01
Disabled Entrepreneurs Gaining Popularity
Filed Under (Business Opportunities, Communication, Entrepreneurs) by Jeff Stripp on 01-07-2007
Subscribe to our Business Entrepreneur RSS feed for more great small business ideas!
From speech impediments to deafness, a growing number of people with disabilities are shunning the corporate world and starting their own companies.
After a battle with sinus cancer, Dawn Hampton was wary of re-entering the workforce. The eye patch and dental prosthesis she was forced to wear — the disease claimed an eye, cheekbone, and several teeth — left her self-conscious about her appearance and speech.
“I thought no one would hire me because of what I look like,” Hampton says.
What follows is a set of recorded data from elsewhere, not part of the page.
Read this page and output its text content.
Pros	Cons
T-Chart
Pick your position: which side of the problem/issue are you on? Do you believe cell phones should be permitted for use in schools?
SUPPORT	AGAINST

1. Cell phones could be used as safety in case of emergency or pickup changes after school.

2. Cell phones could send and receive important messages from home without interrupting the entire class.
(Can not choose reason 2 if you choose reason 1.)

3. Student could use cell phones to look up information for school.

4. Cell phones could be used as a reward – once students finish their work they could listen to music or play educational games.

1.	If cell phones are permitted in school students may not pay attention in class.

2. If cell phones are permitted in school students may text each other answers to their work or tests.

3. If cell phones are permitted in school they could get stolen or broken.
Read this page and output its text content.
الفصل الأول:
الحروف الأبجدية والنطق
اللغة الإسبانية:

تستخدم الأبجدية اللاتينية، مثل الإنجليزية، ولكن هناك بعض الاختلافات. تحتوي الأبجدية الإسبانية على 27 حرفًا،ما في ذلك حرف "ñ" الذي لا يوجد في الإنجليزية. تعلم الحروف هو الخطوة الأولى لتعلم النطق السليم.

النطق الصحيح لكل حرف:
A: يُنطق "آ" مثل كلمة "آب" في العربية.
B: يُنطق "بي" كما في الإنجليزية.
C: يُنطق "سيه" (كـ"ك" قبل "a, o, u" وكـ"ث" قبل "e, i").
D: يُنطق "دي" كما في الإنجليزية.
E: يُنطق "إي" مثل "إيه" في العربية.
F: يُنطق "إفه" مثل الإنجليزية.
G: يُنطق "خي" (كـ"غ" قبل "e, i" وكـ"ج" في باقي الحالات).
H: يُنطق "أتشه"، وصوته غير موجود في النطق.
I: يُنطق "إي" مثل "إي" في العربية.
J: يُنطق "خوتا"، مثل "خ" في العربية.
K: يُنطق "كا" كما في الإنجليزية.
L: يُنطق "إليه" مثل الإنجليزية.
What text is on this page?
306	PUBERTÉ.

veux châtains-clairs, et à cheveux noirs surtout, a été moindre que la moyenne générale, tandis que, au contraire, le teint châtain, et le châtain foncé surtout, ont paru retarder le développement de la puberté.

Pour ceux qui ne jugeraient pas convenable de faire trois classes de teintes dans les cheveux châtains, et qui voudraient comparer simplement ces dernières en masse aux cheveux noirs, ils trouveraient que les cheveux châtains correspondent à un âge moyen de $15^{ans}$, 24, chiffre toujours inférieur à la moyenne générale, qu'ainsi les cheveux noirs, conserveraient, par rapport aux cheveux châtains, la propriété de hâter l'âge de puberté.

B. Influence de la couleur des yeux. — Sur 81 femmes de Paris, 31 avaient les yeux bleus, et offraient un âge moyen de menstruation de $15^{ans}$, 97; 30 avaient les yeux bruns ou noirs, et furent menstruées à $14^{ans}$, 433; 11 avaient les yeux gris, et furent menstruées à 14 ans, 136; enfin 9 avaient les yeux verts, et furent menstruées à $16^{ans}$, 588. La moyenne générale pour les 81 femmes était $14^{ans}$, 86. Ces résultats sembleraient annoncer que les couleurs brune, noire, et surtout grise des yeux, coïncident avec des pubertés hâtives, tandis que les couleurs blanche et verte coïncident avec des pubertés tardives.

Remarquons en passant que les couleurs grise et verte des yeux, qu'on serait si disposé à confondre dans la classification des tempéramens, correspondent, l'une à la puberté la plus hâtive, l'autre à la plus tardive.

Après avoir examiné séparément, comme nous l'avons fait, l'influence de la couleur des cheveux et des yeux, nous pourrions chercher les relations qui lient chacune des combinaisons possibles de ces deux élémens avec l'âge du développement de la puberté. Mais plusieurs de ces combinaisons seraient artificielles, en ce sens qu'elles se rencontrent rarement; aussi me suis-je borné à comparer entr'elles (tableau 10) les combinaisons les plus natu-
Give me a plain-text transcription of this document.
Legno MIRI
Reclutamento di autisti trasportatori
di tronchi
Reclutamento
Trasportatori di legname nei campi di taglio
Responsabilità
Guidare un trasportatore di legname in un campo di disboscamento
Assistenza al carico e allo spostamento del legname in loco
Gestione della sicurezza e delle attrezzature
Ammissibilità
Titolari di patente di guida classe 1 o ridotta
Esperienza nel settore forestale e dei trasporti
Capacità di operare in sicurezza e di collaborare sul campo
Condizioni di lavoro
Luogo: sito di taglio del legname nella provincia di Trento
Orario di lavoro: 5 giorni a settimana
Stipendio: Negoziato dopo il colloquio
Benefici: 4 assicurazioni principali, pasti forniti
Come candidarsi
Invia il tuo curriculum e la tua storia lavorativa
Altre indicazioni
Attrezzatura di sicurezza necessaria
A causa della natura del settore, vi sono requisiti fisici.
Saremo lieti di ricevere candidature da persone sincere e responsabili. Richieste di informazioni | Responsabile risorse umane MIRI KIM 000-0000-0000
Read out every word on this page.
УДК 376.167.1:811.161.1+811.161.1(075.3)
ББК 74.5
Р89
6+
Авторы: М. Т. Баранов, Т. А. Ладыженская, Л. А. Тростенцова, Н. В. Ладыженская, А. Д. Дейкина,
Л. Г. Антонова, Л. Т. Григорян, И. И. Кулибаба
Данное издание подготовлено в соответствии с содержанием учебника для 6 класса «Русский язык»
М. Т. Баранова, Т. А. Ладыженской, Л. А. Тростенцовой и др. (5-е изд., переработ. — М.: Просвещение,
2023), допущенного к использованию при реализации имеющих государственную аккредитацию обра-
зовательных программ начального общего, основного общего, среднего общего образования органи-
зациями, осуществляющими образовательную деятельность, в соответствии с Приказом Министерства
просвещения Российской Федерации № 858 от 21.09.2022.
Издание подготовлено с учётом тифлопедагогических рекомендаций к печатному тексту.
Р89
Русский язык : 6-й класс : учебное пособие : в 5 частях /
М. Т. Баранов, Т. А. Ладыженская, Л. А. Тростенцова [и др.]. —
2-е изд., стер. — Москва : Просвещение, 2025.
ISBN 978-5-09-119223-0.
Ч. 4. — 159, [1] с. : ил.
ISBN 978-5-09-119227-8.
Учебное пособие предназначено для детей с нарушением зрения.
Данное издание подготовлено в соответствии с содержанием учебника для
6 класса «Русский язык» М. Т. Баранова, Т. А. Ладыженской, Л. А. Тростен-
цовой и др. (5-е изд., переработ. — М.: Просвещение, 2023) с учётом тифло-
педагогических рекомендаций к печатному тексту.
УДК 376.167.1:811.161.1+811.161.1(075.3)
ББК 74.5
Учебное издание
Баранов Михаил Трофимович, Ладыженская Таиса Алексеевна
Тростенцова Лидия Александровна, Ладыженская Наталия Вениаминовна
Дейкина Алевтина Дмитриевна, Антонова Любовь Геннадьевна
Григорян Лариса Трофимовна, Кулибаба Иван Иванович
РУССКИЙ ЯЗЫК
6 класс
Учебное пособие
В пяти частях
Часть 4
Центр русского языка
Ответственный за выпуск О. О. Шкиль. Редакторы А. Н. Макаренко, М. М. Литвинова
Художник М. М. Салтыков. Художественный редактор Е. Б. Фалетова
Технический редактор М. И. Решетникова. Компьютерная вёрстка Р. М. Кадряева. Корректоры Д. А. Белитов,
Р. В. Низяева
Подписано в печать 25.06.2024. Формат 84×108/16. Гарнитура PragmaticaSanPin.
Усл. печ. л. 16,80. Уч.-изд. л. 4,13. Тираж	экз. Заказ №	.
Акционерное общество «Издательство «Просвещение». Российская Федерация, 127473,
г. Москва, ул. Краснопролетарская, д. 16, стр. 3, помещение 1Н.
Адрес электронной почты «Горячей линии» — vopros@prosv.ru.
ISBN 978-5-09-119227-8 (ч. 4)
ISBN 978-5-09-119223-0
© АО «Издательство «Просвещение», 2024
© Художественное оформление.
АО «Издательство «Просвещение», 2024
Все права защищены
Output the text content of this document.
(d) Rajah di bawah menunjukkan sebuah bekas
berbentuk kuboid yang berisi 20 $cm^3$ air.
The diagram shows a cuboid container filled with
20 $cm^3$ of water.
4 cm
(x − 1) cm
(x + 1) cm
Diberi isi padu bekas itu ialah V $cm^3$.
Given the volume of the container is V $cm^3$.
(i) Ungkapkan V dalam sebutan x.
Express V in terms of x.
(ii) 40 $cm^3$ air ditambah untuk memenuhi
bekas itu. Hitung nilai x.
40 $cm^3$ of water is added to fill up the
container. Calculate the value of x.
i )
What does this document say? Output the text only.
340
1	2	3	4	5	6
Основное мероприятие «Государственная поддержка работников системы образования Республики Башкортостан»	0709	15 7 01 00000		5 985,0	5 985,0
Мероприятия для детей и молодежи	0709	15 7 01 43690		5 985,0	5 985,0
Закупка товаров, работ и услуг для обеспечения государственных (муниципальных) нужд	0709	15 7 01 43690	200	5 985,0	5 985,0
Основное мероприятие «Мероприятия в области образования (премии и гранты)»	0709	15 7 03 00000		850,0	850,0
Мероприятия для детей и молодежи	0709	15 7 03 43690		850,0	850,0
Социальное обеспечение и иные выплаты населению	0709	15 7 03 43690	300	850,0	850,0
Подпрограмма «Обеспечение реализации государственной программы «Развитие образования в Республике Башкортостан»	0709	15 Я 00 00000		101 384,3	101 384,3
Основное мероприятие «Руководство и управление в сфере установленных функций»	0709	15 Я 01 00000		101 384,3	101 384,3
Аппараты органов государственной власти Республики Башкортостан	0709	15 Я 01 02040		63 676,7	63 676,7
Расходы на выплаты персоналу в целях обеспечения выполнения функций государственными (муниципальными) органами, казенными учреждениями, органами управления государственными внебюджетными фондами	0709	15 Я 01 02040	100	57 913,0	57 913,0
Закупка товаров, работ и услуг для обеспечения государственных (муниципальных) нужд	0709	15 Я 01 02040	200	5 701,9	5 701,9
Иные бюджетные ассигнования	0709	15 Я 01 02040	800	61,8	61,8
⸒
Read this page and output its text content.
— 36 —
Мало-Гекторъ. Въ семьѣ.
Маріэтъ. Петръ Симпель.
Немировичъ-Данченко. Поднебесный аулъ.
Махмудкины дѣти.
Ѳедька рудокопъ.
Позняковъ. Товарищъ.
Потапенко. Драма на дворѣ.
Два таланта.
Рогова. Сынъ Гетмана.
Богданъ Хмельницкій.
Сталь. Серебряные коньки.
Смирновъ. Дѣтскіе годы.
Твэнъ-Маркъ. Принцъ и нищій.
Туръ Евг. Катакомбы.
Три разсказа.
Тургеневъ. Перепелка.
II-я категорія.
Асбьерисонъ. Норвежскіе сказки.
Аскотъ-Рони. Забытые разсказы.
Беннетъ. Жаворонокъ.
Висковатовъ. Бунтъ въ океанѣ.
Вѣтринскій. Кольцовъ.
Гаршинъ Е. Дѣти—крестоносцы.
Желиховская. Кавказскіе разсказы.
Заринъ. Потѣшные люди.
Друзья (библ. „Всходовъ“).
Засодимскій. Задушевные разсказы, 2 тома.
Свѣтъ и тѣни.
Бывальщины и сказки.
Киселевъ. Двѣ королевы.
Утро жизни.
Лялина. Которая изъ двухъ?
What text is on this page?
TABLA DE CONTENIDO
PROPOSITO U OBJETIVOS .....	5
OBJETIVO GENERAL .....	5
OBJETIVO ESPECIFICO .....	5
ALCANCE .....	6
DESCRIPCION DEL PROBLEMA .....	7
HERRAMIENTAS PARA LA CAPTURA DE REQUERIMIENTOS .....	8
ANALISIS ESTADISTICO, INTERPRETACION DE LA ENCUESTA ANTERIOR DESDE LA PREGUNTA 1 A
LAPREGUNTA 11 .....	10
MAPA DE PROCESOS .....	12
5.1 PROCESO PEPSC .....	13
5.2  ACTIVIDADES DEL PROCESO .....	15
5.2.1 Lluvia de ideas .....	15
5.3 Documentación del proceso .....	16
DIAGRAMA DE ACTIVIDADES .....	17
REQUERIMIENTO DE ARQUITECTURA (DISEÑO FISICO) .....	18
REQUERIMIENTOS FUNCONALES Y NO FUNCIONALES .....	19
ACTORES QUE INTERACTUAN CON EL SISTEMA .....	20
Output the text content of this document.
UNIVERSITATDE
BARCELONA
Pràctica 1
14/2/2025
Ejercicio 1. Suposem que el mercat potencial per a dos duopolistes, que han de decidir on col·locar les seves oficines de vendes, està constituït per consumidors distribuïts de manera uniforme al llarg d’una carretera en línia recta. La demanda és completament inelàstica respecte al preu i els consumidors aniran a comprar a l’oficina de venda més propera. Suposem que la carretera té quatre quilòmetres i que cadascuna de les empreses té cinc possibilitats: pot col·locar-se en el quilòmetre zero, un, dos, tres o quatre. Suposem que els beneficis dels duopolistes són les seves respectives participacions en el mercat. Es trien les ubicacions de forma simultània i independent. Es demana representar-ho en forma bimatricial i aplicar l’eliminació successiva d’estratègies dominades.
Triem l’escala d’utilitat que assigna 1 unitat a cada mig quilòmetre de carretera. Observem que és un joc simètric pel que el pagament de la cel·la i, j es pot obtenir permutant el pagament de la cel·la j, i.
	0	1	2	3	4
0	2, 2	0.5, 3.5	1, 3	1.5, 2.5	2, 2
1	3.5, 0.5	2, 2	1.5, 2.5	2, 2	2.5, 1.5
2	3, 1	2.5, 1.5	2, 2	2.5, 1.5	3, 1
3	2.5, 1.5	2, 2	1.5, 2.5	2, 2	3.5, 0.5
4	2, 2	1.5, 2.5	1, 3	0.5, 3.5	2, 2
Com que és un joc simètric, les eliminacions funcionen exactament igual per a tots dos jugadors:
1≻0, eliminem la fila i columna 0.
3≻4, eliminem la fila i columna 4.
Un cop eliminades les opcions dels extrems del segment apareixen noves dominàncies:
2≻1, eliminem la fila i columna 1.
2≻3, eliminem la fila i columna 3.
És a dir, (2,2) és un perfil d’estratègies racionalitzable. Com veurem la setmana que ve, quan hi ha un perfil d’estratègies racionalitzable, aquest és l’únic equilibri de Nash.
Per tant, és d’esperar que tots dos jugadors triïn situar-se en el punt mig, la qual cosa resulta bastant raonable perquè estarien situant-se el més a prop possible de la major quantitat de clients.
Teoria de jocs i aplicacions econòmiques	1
So she decided to become an entrepreneur.
Hampton, who had worked in hairdressing, retail, and construction prior to her diagnosis, used her first-hand knowledge of insurance claims to launch Ph.D. Organizational Services, a Santa Barbara, Calif.-based firm that processes reimbursements for patients and physicians.
Concerned about corporate hiring practices and the potential for career advancement, Americans with speech impediments, hearing impairments, and other disabilities are opting to go into business for themselves.
When people with communication challenges “feel there are no options for career advancement, they have to pioneer,” says Sue Pressman, founder of Pressman Consulting, an Arlington, Va.-based corporate-development firm.
But the decision to branch out as an entrepreneur brings its own challenges, of course. “I would always avoid speaking situations and get around using the phone and giving talks,” says Mike Helmig, a chronic stutterer and founder of ProductionLine Testers, a Pleasanton, Calif.-based firm that manufactures semiconductor-testing equipment. “When you start a company, one of the things you learn is you have to do those things.”
Experience as an entrepreneur — Helmig founded two unsuccessful ventures in the 1980s — eventually taught him to focus on sales and other day-to-day areas of his company. Success, he says, boosts his confidence, which in turn decreases his stutter. He’s even found that his stutter gives him a competitive edge in China. “People have told me they like the way I talk,” he says. “It’s slow for them and they can understand me better.”